II. Mahmud devrinin en önemli
icraatından olan Yeniçeri Ocağı’nın kaldırılması (17 Haz 1826) Osmanlı
tarihinin önde gelen duraklarından birini teşkil eder ve kaynaklarda genelde
“hayırlı olay” tanımlamasıyla anılır. II. Mahmud’un, devletin idarî sisteminin
merkeziyetçi bir düzeye getirilmesini ve bütün devlet kurumlarının zamanın
şartlarına uygun biçimde yeniden inşasını hayatta kalmanın bir zarureti diye
görmesi her şeyden önce yeni bir askerî yapılanmayı da beraberinde getirmekte,
bütün bunların karşısında en önemli engel olarak duran Yeniçeri Ocağı’nın
ilgasını kaçınılmaz kılmaktaydı.
II. Mahmud, ocağın içinde zamana
yayılarak sürdürülen bu temizlik işlemi yanında daha önceki ayaklanmaların
önemli bir öğretisi olarak ulemânın askerle iş birliği yapmasının önlenmesi
aşamasını da kapsamaktaydı.
II.Mahmut
bundan sonra Yeniçeriliğin bütün izlerini silmeye yöneldi. Şehzadebaşı Camii
karşısındaki Yeniçeri Kışlası yıktırılarak arsası Sultan Ahmet Camii vakfına
devredildi. Olaylar sırasında tahrip olan kışlanın bulunduğu Etmeydanı’nın ismi
“Ahmediye” olarak
değiştirildi. Ardından Yeniçerilikle ilgili resmi defterlerin yakılması, hatta
Yeniçerilere ait mezar taşlarının tahrip edilmesi gibi tuhaf şeyler yaşandı. İstanbul’dan
kaçan yeniçeriler de takibattan kurtulamadılar. Günümüze kadar gelen tahrip
edilmemiş sadece iki adet “yeniçeri mezar taşı” mevcuttur.
Farsça’da
“daha büyük, en büyük” anlamına gelen mih-ter kelimesinin Türkçeleşmiş şekli
olan mehter, Yüzlerce davul ve zurnadan oluşan, mehterin çoğulu mehterân’a son
verilerek yerine Mızıka-i Hümayun (Kutlu Bando – Müzik Topluluğu) kuruldu. Tüm
Mehter Marşları yakıldı ve çalınması yasaklandı. Günümüze
ulaşamayan mehter havalarının en eskileri XVI. yüzyılda yapılmış bestelerdi.
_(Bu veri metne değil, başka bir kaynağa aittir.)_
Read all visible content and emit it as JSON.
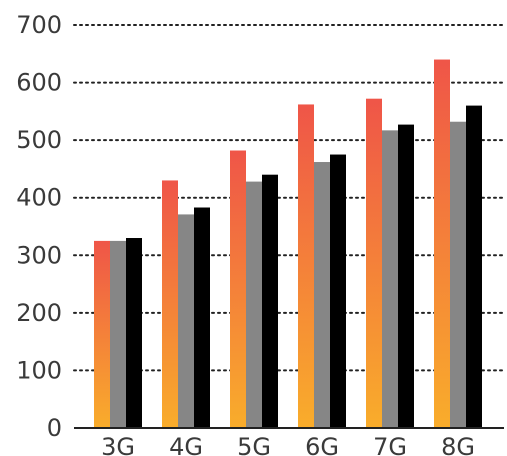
{
  "chart_data": {
    "type": "bar",
    "categories": [
      "3G",
      "4G",
      "5G",
      "6G",
      "7G",
      "8G"
    ],
    "series": [
      {
        "values": [
          325,
          430,
          482,
          562,
          572,
          640
        ]
      },
      {
        "values": [
          325,
          371,
          428,
          462,
          517,
          532
        ]
      },
      {
        "values": [
          330,
          383,
          440,
          475,
          527,
          560
        ]
      }
    ],
    "ylim": [
      0,
      700
    ],
    "yticks": [
      0,
      100,
      200,
      300,
      400,
      500,
      600,
      700
    ],
    "grid": true,
    "legend": "none",
    "title": "",
    "xlabel": "",
    "ylabel": ""
  },
  "colors": {
    "series_1_top": "#ef5548",
    "series_1_bottom": "#f9ad2b",
    "series_2": "#868686",
    "series_3": "#000000",
    "grid": "#222222",
    "axis": "#222222",
    "text": "#3a3a3a"
  }
}
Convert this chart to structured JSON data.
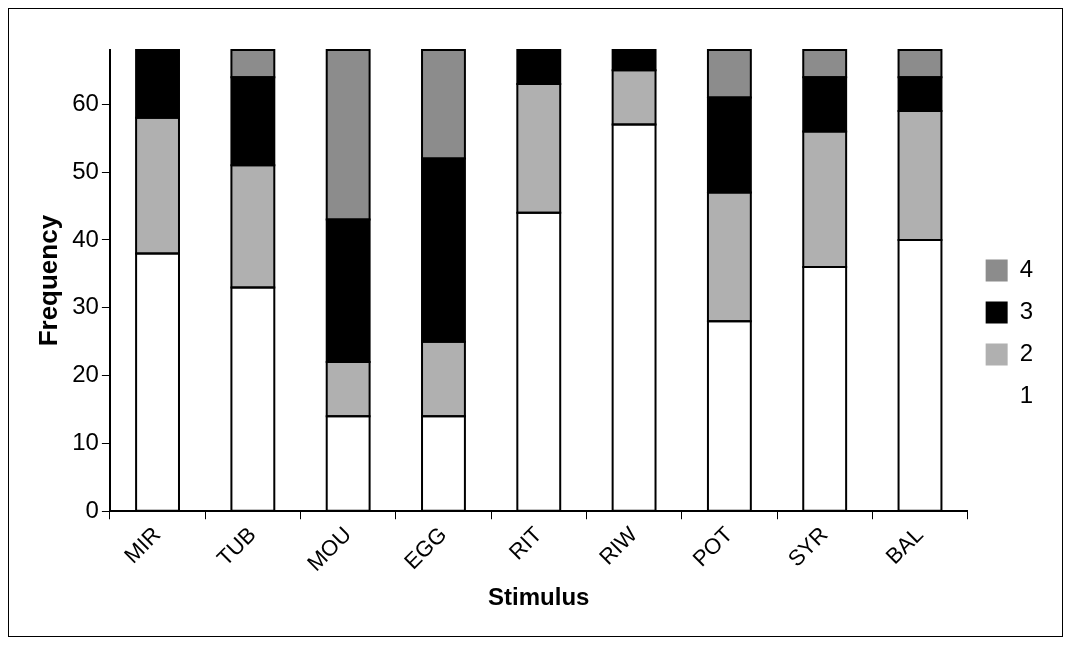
{
  "chart_data": {
    "type": "bar",
    "stacked": true,
    "xlabel": "Stimulus",
    "ylabel": "Frequency",
    "categories": [
      "MIR",
      "TUB",
      "MOU",
      "EGG",
      "RIT",
      "RIW",
      "POT",
      "SYR",
      "BAL"
    ],
    "ylim": [
      0,
      68
    ],
    "yticks": [
      0,
      10,
      20,
      30,
      40,
      50,
      60
    ],
    "grid": false,
    "legend": "right",
    "series": [
      {
        "name": "1",
        "color": "#ffffff",
        "values": [
          38,
          33,
          14,
          14,
          44,
          57,
          28,
          36,
          40
        ]
      },
      {
        "name": "2",
        "color": "#b0b0b0",
        "values": [
          20,
          18,
          8,
          11,
          19,
          8,
          19,
          20,
          19
        ]
      },
      {
        "name": "3",
        "color": "#000000",
        "values": [
          10,
          13,
          21,
          27,
          5,
          3,
          14,
          8,
          5
        ]
      },
      {
        "name": "4",
        "color": "#8c8c8c",
        "values": [
          0,
          4,
          25,
          16,
          0,
          0,
          7,
          4,
          4
        ]
      }
    ]
  }
}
Giuseppe Donizetti “Muzıka-yi Hümâyun ustakârı” unvanı ile Konstantiniyye’ye
getirildi ve padişah tarafından kabul edilip göreve başladı (17 Eylül 1828).
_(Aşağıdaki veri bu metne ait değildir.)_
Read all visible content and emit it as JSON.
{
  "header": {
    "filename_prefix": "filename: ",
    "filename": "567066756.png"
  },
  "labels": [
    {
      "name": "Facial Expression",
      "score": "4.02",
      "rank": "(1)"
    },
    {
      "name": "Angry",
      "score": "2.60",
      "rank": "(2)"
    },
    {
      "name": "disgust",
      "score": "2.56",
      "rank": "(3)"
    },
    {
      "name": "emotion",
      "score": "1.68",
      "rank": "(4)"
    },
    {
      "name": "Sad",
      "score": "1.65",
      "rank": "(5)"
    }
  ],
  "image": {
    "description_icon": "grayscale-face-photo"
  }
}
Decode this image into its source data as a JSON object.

Donizetti modern çok sesli müziğin gereği değişik sazlardan oluşan ilk Bando’yu
kurmuştur. 1914 yılında yükselen milliyetçilik ve Turancılık akımının bir
sonucu olarak, Enver Paşa’nın emriyle mehter takımları yeniden kurulmuştur.
Yeniden kurulan Mehteran takımı için bugün bildiğimiz marşlar bestelenmiştir. Yani
hiçbir mehter marşı otantik değil, 1914 sonrası bestelenmiş marşlardır. Geleneksel
Mehteran takımında sadece vurmalı çalgılar ile zurna mevcuttu. Bugün söz yazılı
marşlar için trompet dahil her tür nefesli çalgı mehter takımında mevcuttur.
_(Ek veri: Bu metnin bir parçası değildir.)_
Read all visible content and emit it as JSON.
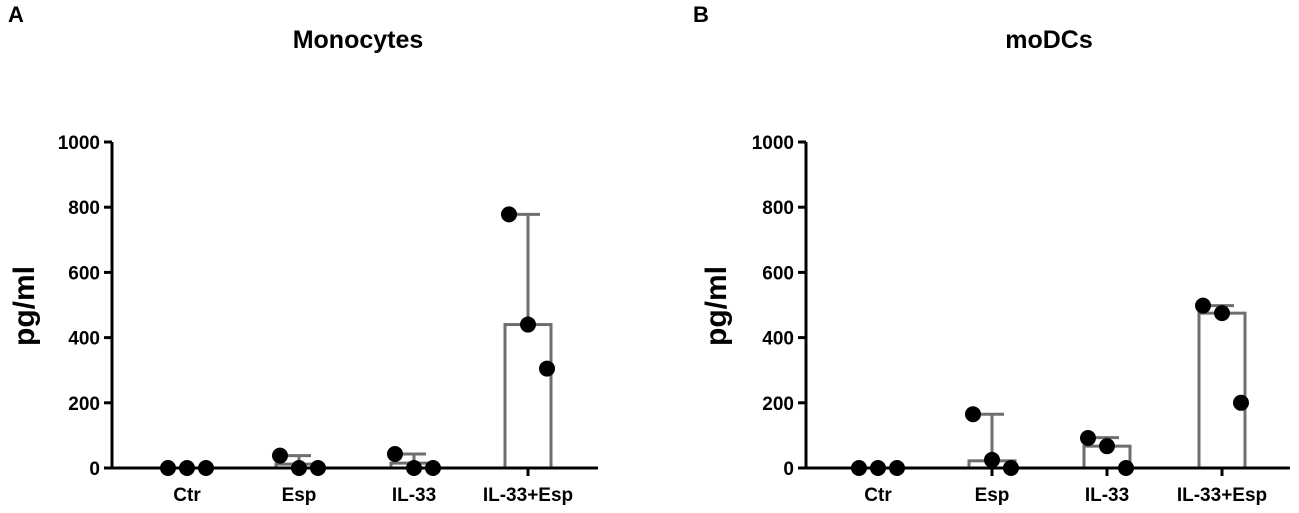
{
  "chart_data": [
    {
      "panel": "A",
      "type": "bar",
      "title": "Monocytes",
      "ylabel": "pg/ml",
      "xlabel": "",
      "ylim": [
        0,
        1000
      ],
      "yticks": [
        0,
        200,
        400,
        600,
        800,
        1000
      ],
      "categories": [
        "Ctr",
        "Esp",
        "IL-33",
        "IL-33+Esp"
      ],
      "values": [
        0,
        12,
        15,
        440
      ],
      "error_upper": [
        0,
        38,
        43,
        778
      ],
      "points": [
        [
          0,
          0,
          0
        ],
        [
          38,
          0,
          0
        ],
        [
          43,
          0,
          0
        ],
        [
          778,
          440,
          305
        ]
      ],
      "grid": false
    },
    {
      "panel": "B",
      "type": "bar",
      "title": "moDCs",
      "ylabel": "pg/ml",
      "xlabel": "",
      "ylim": [
        0,
        1000
      ],
      "yticks": [
        0,
        200,
        400,
        600,
        800,
        1000
      ],
      "categories": [
        "Ctr",
        "Esp",
        "IL-33",
        "IL-33+Esp"
      ],
      "values": [
        0,
        22,
        67,
        475
      ],
      "error_upper": [
        0,
        165,
        93,
        498
      ],
      "points": [
        [
          0,
          0,
          0
        ],
        [
          165,
          25,
          0
        ],
        [
          92,
          67,
          0
        ],
        [
          498,
          475,
          200
        ]
      ],
      "grid": false
    }
  ]
}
Ocağın kaldırılmasıyla birlikte
suçlu ilan edilen bir kesim de Bektaşiler oldu. Bektaşilik yasaklanarak tekke
ve zaviyelerine el konulması kararlaştırıldı. Bu amaçla Osmanlı coğrafyasındaki
bütün tekkeleri kapatmak için memurlar görevlendirildi. Bektaşi babalarının
bazıları “Yeniçerileri
kışkırtmakla”
suçlanarak idam edildiği gibi büyük bir kısmı sürgüne
gönderildi. Bazı tekkeler de başta Nakşibendiler olmak üzere Rıfai ve Kadiri
gibi tarikatlara verildi. Hacıbektaş’taki tekkeye de Nakşibendi şeyhi tayin
edildi. Bütün Bektaşi tekkelerinin mal ve mülklerine el konuldu. Tekkelerdeki
kitaplar da yaktırıldı.
Bu dönemde, şimdilerde şahit
olduğumuz türden bir “ihbar”
kampanyası
da başladı. Birçok kişi muhaliflerini Bektaşilikle suçlayarak gözden düşürmeye
çalıştı.
Güvenliğin sağlanması amacıyla
birkaç ay içinde 50.000’e yakın nüfus şehirden sürüldü.
Yeniçeriliğin kaldırılışının
Osmanlının ekonomik ve mali politikalarının yanında ordunun siyasi otorite
üzerindeki baskısının da kaldırıldığını görebilmekteyiz.
Halk için bu
harekete “Vaka-i Hayriye” dendi.
Yaftalamak
düşünceyi örter. Toplumsal her olay ve hareket, geçmişten bu yana hep
yaftalanmıştır ki kimsenin aklına “neden?”, “niye?” sorusu gelmesin.
Son 20 yılda
sanat ve sanata destek artık yok. Dünyanın en eski komik mecmuaları olan
Krokodil (Журнал
Крокодил), Mad kadar olmasa da
Akbaba, Gırgır, Papağan, Leman, Limon, Uykusuz ve daha onlarcası artık yoklar. Sosyal
hayat ve ortamları da artık yok. Televizyonlarda Soap Opera-Sabun köpüğü
eserler, sosyal olmayan konular, gazetelerin hemen hepsinde aynı başlıklar, böylece
hayal kurmayı bilmeyen bir nesil yaratıldı. Yaşam zevki kayboldu, sorgu ve
araştırma hak getire. Eskiler bilir ancak, TV’lerde dansöz oynatılmasına sadece
yılbaşı programlarında yer verilir hale gelinmişti. Meşhur Türkan Şoray
yasaları ise şimdi solda sıfır. Akla, hayale fantezi olarak bile gelemeyecek
durumlar ortalıklarda sergileniyor “dizi” adı altında. Yaşamın doğası olan tüm
güzel hasletler bir yana atıldı, ekonomik çöküntü de cahillikle paralel boşlukları
doldurmaya başladı.
Söylesene
muhterem hocam..!
Muhterem Hocam!..
Senin bilgin en
derin içimizde.
"Sorun
İstediğinizi" dedin ya demin!
Söylesene: Komik
bir Hadis-i Şerif, var mı dinimizde?
Hiç komik bir
hikâye anlatmamış mı Hazreti Peygamber, ashabına?
Hiç espri
yapmamış mı?
Bir vesile çıkıp
da gülmemişler mi topluca?
Kafama takılıyor
da hocam, kimi zaman...
Günde beş vakit
namazı kaçırmayanlardanız, bilirsin.
Ağzımız dualı,
elimizde tesbih
Elhamdülillah,
dinimiz bütün.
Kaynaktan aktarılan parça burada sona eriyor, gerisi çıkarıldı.